There are three primary barriers to leadership readiness:
- Leaders don’t fully understand their role
- Cross-functional dysfunction erupts due to lack of alignment on approach, intent or outcomes
- Leaders don’t solicit enough feedback to engage employees
Each of these result in changes that do not live up to their potential. When leaders recognize these barriers and take corrective action, the probability of success increases significantly.
The leader’s role
Three things successful leaders do regularly:
- Provide active and visible support for change
- Understand the behavior impact caused by change
- Repeatedly communicate the need for change
Provide active and visible support
Effective sponsors should gain commitment from the team and engage every day and attend leadership meetings to provide direction, clarity, and accountability. They should be actively mitigating risks and resolving issues, meeting regularly with front-line employees to talk about the change and its impacts, and soliciting and incorporating feedback into the change process.
Understand the behavior impact
Almost any change requires altering behavior in order to change. Here are some examples of behavior change drivers:
- The organization changes one or more of its business processes, causing the people who use them to interact differently.
- The organization restructures, causing former relationships to give way to new partnerships. Employees must now build new working relationships.
- One company acquires another often causing two different cultures to come together. Employees must understand the behaviors and norms of their new colleagues and adjust their own to work together effectively.
Effective sponsors understand the need for behavior changes early and determines how behaviors must be altered, models the new behaviors to the organization, and speaks openly about the changes.
Repeatedly communicate
Communications experts say that employees need to hear a message seven to ten times to fully comprehend. Sponsors and their leadership teams must regularly emphasize the why, what, and how of the change.
- Why: Discuss the business drivers causing the change. Define the value to the business. Describe how it fits into the overall organizational strategy. Communicate the downside effect if the organization doesn’t change.
- What: Define the impact to the organization. Describe how jobs will change. Define how roles will interact differently. Estimate job increases or decreases. Describe how things will be different.
- How: Explain how the change will impact individual roles. Specify support mechanisms available during and after the change. Identify new metrics and how they’ll be measured.
Avoid cross-functional dysfunction
The most effective teams don’t wait for the “boss” to resolve conflicts, they do it themselves. They are not afraid to call out behavior that doesn’t align with the direction of the team, and actively acknowledge when team members make progress.
“The most effective teams don’t wait for the “boss” to resolve conflicts, they do it themselves. They are not afraid to call out behavior that doesn’t align with the direction of the team, and actively acknowledge when team members make progress.”
As a sponsor, ensure the leadership team is aligned with the expected outcomes of the change. A few questions to consider:
- Are the outcomes clearly explained? Is leadership team feedback solicited to shape the purpose and outcomes?

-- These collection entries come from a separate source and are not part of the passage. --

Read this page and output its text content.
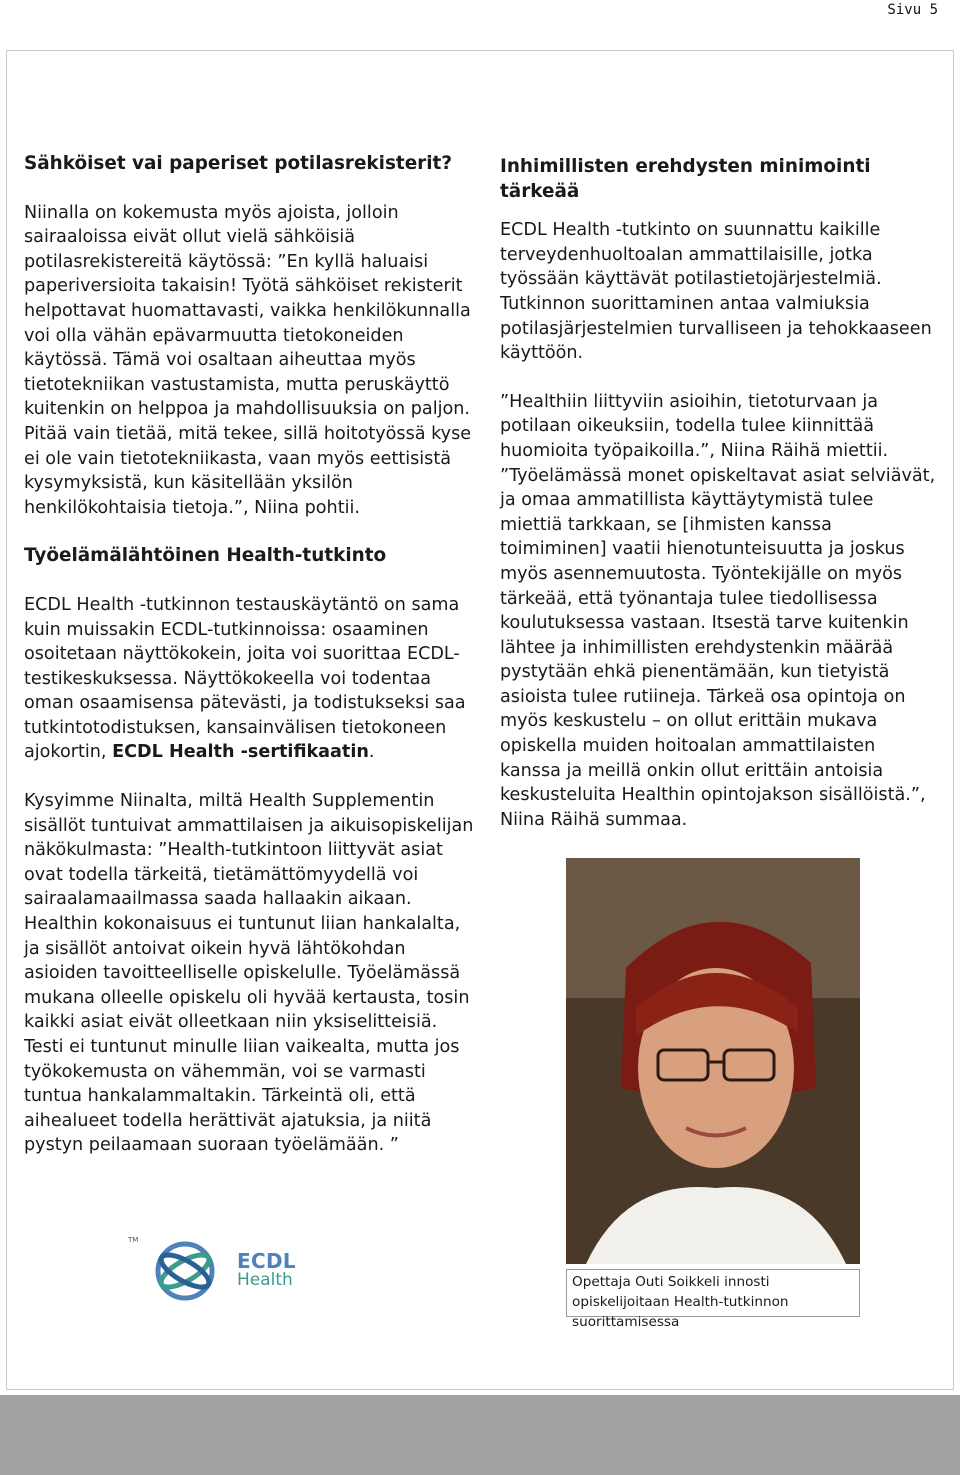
Sivu 5

Sähköiset vai paperiset potilasrekisterit?

Niinalla on kokemusta myös ajoista, jolloin sairaaloissa eivät ollut vielä sähköisiä potilasrekistereitä käytössä: ”En kyllä haluaisi paperiversioita takaisin! Työtä sähköiset rekisterit helpottavat huomattavasti, vaikka henkilökunnalla voi olla vähän epävarmuutta tietokoneiden käytössä. Tämä voi osaltaan aiheuttaa myös tietotekniikan vastustamista, mutta peruskäyttö kuitenkin on helppoa ja mahdollisuuksia on paljon. Pitää vain tietää, mitä tekee, sillä hoitotyössä kyse ei ole vain tietotekniikasta, vaan myös eettisistä kysymyksistä, kun käsitellään yksilön henkilökohtaisia tietoja.”, Niina pohtii.

Työelämälähtöinen Health-tutkinto

ECDL Health -tutkinnon testauskäytäntö on sama kuin muissakin ECDL-tutkinnoissa: osaaminen osoitetaan näyttökokein, joita voi suorittaa ECDL-testikeskuksessa. Näyttökokeella voi todentaa oman osaamisensa pätevästi, ja todistukseksi saa tutkintotodistuksen, kansainvälisen tietokoneen ajokortin, ECDL Health -sertifikaatin.

Kysyimme Niinalta, miltä Health Supplementin sisällöt tuntuivat ammattilaisen ja aikuisopiskelijan näkökulmasta: ”Health-tutkintoon liittyvät asiat ovat todella tärkeitä, tietämättömyydellä voi sairaalamaailmassa saada hallaakin aikaan. Healthin kokonaisuus ei tuntunut liian hankalalta, ja sisällöt antoivat oikein hyvä lähtökohdan asioiden tavoitteelliselle opiskelulle. Työelämässä mukana olleelle opiskelu oli hyvää kertausta, tosin kaikki asiat eivät olleetkaan niin yksiselitteisiä. Testi ei tuntunut minulle liian vaikealta, mutta jos työkokemusta on vähemmän, voi se varmasti tuntua hankalammaltakin. Tärkeintä oli, että aihealueet todella herättivät ajatuksia, ja niitä pystyn peilaamaan suoraan työelämään. ”

Inhimillisten erehdysten minimointi tärkeää

ECDL Health -tutkinto on suunnattu kaikille terveydenhuoltoalan ammattilaisille, jotka työssään käyttävät potilastietojärjestelmiä. Tutkinnon suorittaminen antaa valmiuksia potilasjärjestelmien turvalliseen ja tehokkaaseen käyttöön.

”Healthiin liittyviin asioihin, tietoturvaan ja potilaan oikeuksiin, todella tulee kiinnittää huomioita työpaikoilla.”, Niina Räihä miettii.

”Työelämässä monet opiskeltavat asiat selviävät, ja omaa ammatillista käyttäytymistä tulee miettiä tarkkaan, se [ihmisten kanssa toimiminen] vaatii hienotunteisuutta ja joskus myös asennemuutosta. Työntekijälle on myös tärkeää, että työnantaja tulee tiedollisessa koulutuksessa vastaan. Itsestä tarve kuitenkin lähtee ja inhimillisten erehdystenkin määrää pystytään ehkä pienentämään, kun tietyistä asioista tulee rutiineja. Tärkeä osa opintoja on myös keskustelu – on ollut erittäin mukava opiskella muiden hoitoalan ammattilaisten kanssa ja meillä onkin ollut erittäin antoisia keskusteluita Healthin opintojakson sisällöistä.”, Niina Räihä summaa.

Opettaja Outi Soikkeli innosti opiskelijoitaan Health-tutkinnon suorittamisessa
TM
ECDL
Health
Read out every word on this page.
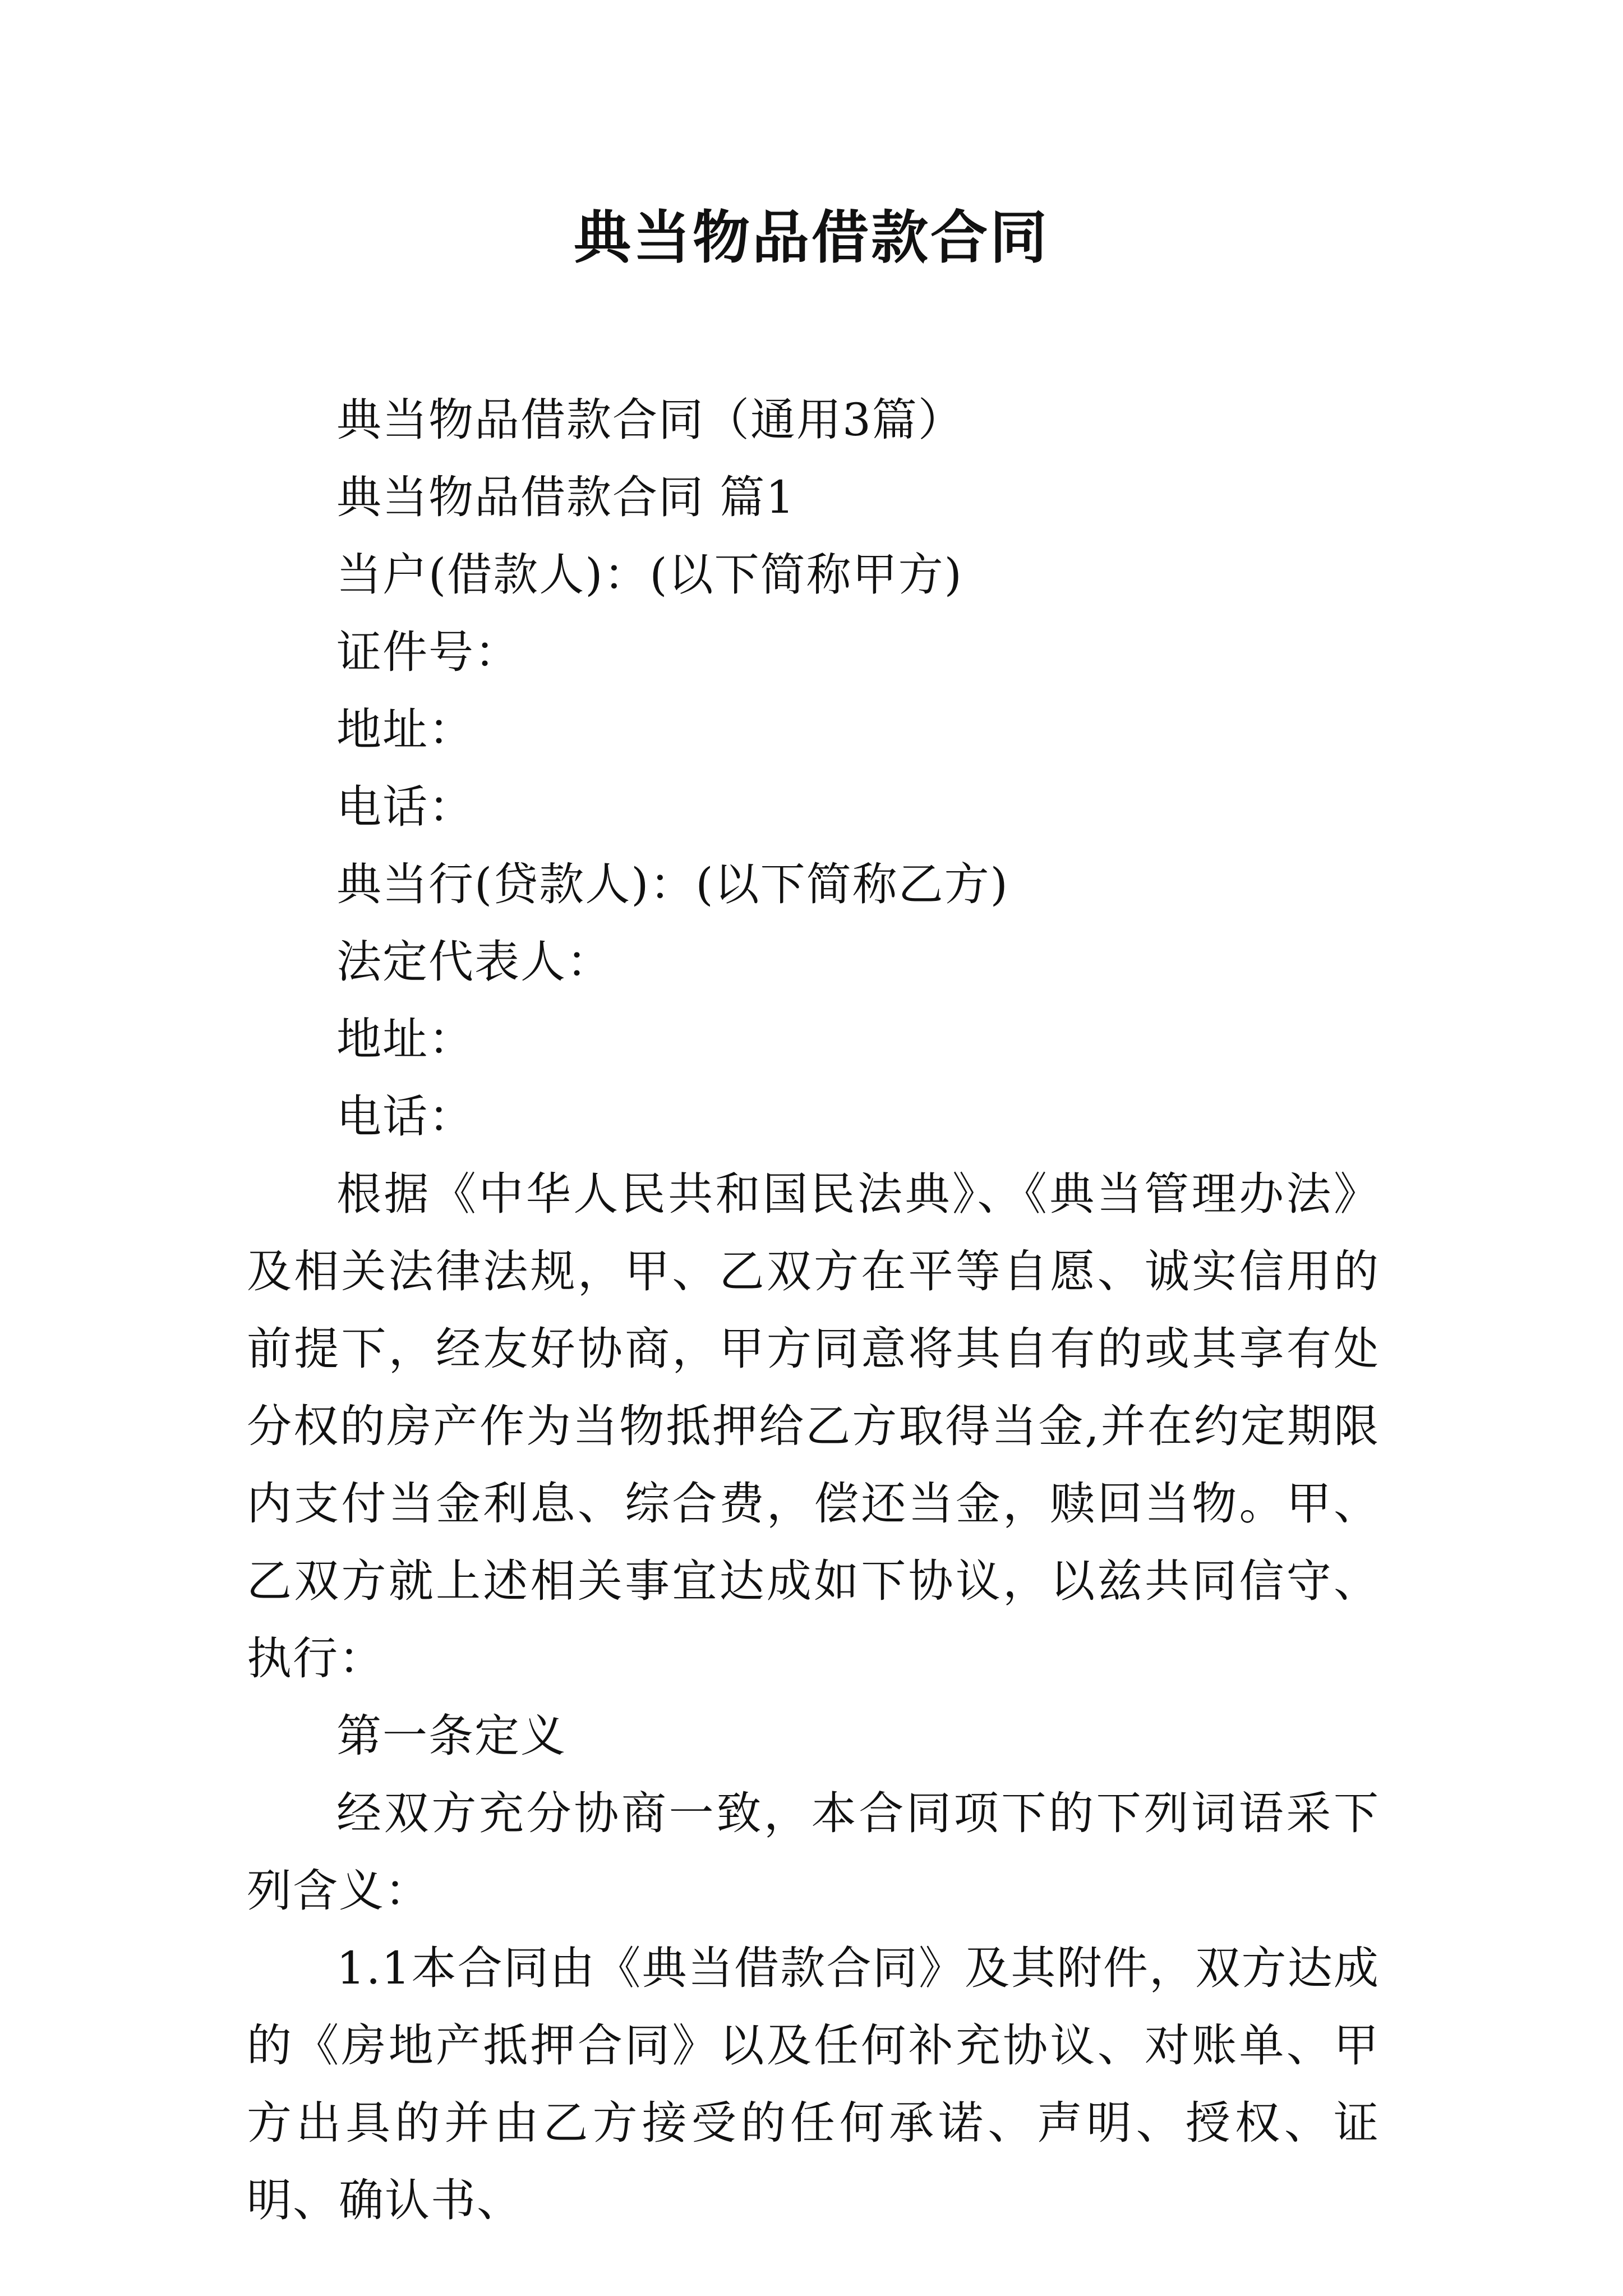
典当物品借款合同

典当物品借款合同（通用3篇）

典当物品借款合同 篇1

当户(借款人)：(以下简称甲方)

证件号：

地址：

电话：

典当行(贷款人)：(以下简称乙方)

法定代表人：

地址：

电话：

根据《中华人民共和国民法典》、《典当管理办法》及相关法律法规，甲、乙双方在平等自愿、诚实信用的前提下，经友好协商，甲方同意将其自有的或其享有处分权的房产作为当物抵押给乙方取得当金,并在约定期限内支付当金利息、综合费，偿还当金，赎回当物。甲、乙双方就上述相关事宜达成如下协议，以兹共同信守、执行：

第一条定义

经双方充分协商一致，本合同项下的下列词语采下列含义：

1.1本合同由《典当借款合同》及其附件，双方达成的《房地产抵押合同》以及任何补充协议、对账单、甲方出具的并由乙方接受的任何承诺、声明、授权、证明、确认书、
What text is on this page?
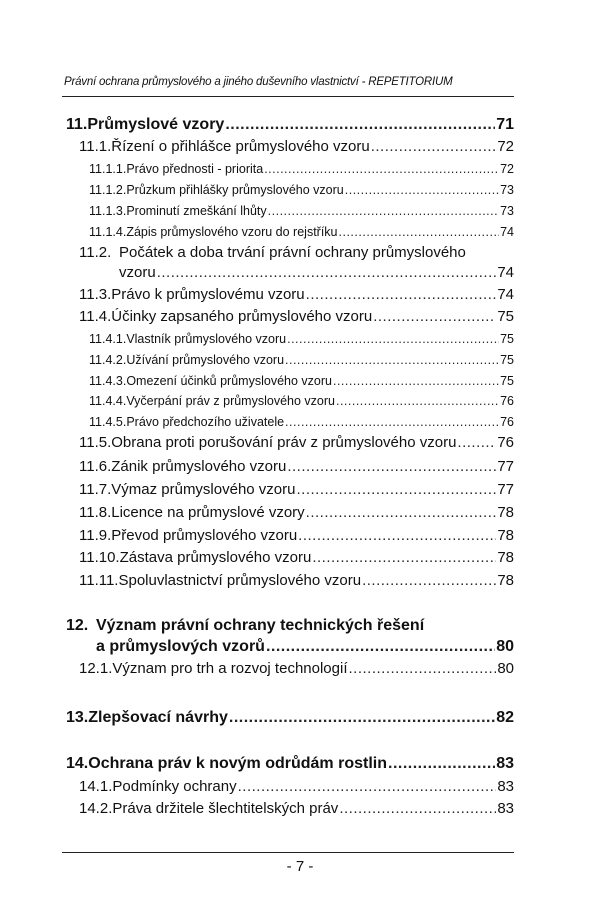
Právní ochrana průmyslového a jiného duševního vlastnictví - REPETITORIUM
11. Průmyslové vzory .....	71
11.1. Řízení o přihlášce průmyslového vzoru .....	72
11.1.1. Právo přednosti - priorita .....	72
11.1.2. Průzkum přihlášky průmyslového vzoru .....	73
11.1.3. Prominutí zmeškání lhůty .....	73
11.1.4. Zápis průmyslového vzoru do rejstříku .....	74
11.2. Počátek a doba trvání právní ochrany průmyslového
vzoru .....	74
11.3. Právo k průmyslovému vzoru .....	74
11.4. Účinky zapsaného průmyslového vzoru .....	75
11.4.1. Vlastník průmyslového vzoru .....	75
11.4.2. Užívání průmyslového vzoru .....	75
11.4.3. Omezení účinků průmyslového vzoru .....	75
11.4.4. Vyčerpání práv z průmyslového vzoru .....	76
11.4.5. Právo předchozího uživatele .....	76
11.5. Obrana proti porušování práv z průmyslového vzoru .....	76
11.6. Zánik průmyslového vzoru .....	77
11.7. Výmaz průmyslového vzoru .....	77
11.8. Licence na průmyslové vzory .....	78
11.9. Převod průmyslového vzoru .....	78
11.10. Zástava průmyslového vzoru .....	78
11.11. Spoluvlastnictví průmyslového vzoru .....	78
12. Význam právní ochrany technických řešení
a průmyslových vzorů .....	80
12.1. Význam pro trh a rozvoj technologií .....	80
13. Zlepšovací návrhy .....	82
14. Ochrana práv k novým odrůdám rostlin .....	83
14.1. Podmínky ochrany .....	83
14.2. Práva držitele šlechtitelských práv .....	83
- 7 -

- Does the leadership team trust one another? Do they speak candidly about activities in their organizations, and in their personal lives as appropriate?
- Do they engage in healthy dissent? Do they challenge each other’s ideas without fear of reprisal?
- Do they seek commitment across the team to follow through on actions? Do they agree on a single owner and delivery date?
- Are they holding one another accountable? Do they follow up to ask about progress? Are they delivering?
Engage the organization through feedback
Leaders are busy. Board meetings; Stakeholder meetings; Analyst meetings; There is so much to do. To top it off, there is a large transformational change underway. The leader effectively advocates for the change. Frequent discussion occurs about the Why, What, and How of the transformation. Don’t underestimate the power of this – employees want to hear from their leader during times of change. They also want to have input.
Engage employees so they become the ultimate owners and drivers of the change. Consider a few of the following ideas, and in all cases, incorporate feedback as appropriate into the program.
- Develop a change agent network. This is a group of employees who advocate the change at lower levels of the organization. Meet with them regularly to exchange information about progress and obtain feedback.
- Hold town hall meetings. Develop regular employee forums where they can interface directly with the leader, ask questions about the change, and receive feedback about progress.
- Hold focused meetings or lunches with a few employees at a time. Learn about concerns, dispel rumors, and ask for input.
- Conduct surveys. Conduct readiness assessments to obtain confidential feedback about the program. Use these opportunities to share the message.
Summary
These are the methods I’ve seen leaders use most frequently to help employees embrace change and drive it to greater success. The underlying principles are to speak candidly, advocate the purpose and outcomes, genuinely seek and apply feedback, and engage employees to help design, implement and institutionalize the change.